Publication
Adaptive AI Systems in Knee Rehabilitation: Integrating Artificial Mental Models for Personalized Patient Support
Sabine Janzen; Prajvi Saxena; Cicy Agnes; Wolfgang Maaß
In: 13. Jahreskongress der Deutschen Kniegesellschaft. Jahreskongress der Deutschen Kniegesellschaft (DKG-2024), November 8-9, Hamburg, Germany, DKG, 11/2024.
Abstract
In the field of prevention and rehabilitation, adaptive and personalized Artificial Intelligence (AI) systems play a vital role in enhancing patient-centric care. These AI systems analyze extensive data on user behavior and situational context to provide tailored support that meets unique needs of individuals, such as patients recovering from knee surgeries. Such patients often face cognitive challenges that interfere with their ability to process complex medical information, make informed decisions, and communicate effectively about their symptoms. These challenges may lead to the generation of incomplete, inaccurate, or biased data, significantly impacting the effectiveness of their treatment. This research introduces the concept of artificial mental models (AMM) integrated into healthcare AI systems. AMMs are cognitive frameworks that encapsulate patient's perceptions and expectations about their therapy and recovery journey. They are beneficial in scenarios requiring nuanced understanding and adaptation to patient's changing conditions, e.g., to assist an amateur soccer player recovering from knee surgery. Here, the AMM acts as a liaison between patient and therapist, helping to devise a personalized exercise regimen that adapts to patient's pain and progress. This work explores the generation of AMMs using Large Language Models instrumental in both eliciting and fine-tuning AMMs to individual patient needs.

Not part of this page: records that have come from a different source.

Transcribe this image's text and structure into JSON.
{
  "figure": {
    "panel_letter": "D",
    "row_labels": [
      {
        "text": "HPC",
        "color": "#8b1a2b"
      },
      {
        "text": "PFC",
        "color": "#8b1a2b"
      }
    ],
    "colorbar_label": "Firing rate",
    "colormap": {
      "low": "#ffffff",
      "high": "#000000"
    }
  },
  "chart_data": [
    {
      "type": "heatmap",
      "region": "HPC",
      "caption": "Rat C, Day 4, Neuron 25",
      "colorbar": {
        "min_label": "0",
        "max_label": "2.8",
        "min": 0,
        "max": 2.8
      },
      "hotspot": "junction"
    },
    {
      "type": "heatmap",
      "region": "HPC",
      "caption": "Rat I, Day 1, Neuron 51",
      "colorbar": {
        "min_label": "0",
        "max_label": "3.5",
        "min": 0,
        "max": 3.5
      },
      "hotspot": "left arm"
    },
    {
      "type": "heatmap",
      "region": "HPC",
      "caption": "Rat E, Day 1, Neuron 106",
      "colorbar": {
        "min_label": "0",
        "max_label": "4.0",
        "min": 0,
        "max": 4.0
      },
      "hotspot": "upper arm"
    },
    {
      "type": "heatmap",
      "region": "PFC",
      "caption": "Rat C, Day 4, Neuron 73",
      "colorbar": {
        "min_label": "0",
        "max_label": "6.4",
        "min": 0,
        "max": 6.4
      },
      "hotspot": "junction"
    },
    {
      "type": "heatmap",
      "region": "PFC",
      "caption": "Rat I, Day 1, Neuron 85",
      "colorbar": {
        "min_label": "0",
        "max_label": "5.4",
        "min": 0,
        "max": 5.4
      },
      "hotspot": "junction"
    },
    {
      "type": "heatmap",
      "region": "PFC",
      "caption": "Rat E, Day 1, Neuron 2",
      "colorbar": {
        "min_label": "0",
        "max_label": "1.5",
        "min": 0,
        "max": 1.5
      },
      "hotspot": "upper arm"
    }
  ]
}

The research encompasses a prospective study with two phases: elicitation and individualization. The elicitation phase involves creating a bias-free, domain-specific basis AMM through extensive data collection from both quantitative studies and indirect observations, including data on personality traits and expected pain during specific exercises. This basis AMM is evaluated in a technical experiment to ensure it is free from bias and discrimination. In the individualization phase, the basis AMM is refined using direct observations of specific patients, incorporating curated data such as medication details, rehabilitation plans, and patient-reported outcomes, as well as non-curated data like movement patterns and fitness status.
The final AMM tailored for individual patients is assessed through action research, involving real-world application to evaluate its impact on rehabilitation outcomes. The research questions focus on whether the predictions made by the AMM about pain are consistent with the patients' experiences and the assessments made by therapists.
Results validate the effectiveness of AMMs in real-time clinical settings, demonstrating their potential to significantly enhance the personalization and effectiveness of patient care in knee rehabilitation. Broader implications suggest that AI-driven approaches could enhance patient care across various areas of healthcare, supporting the ability of systems to predict patient needs and improve overall outcomes by more targeted and effective interventions.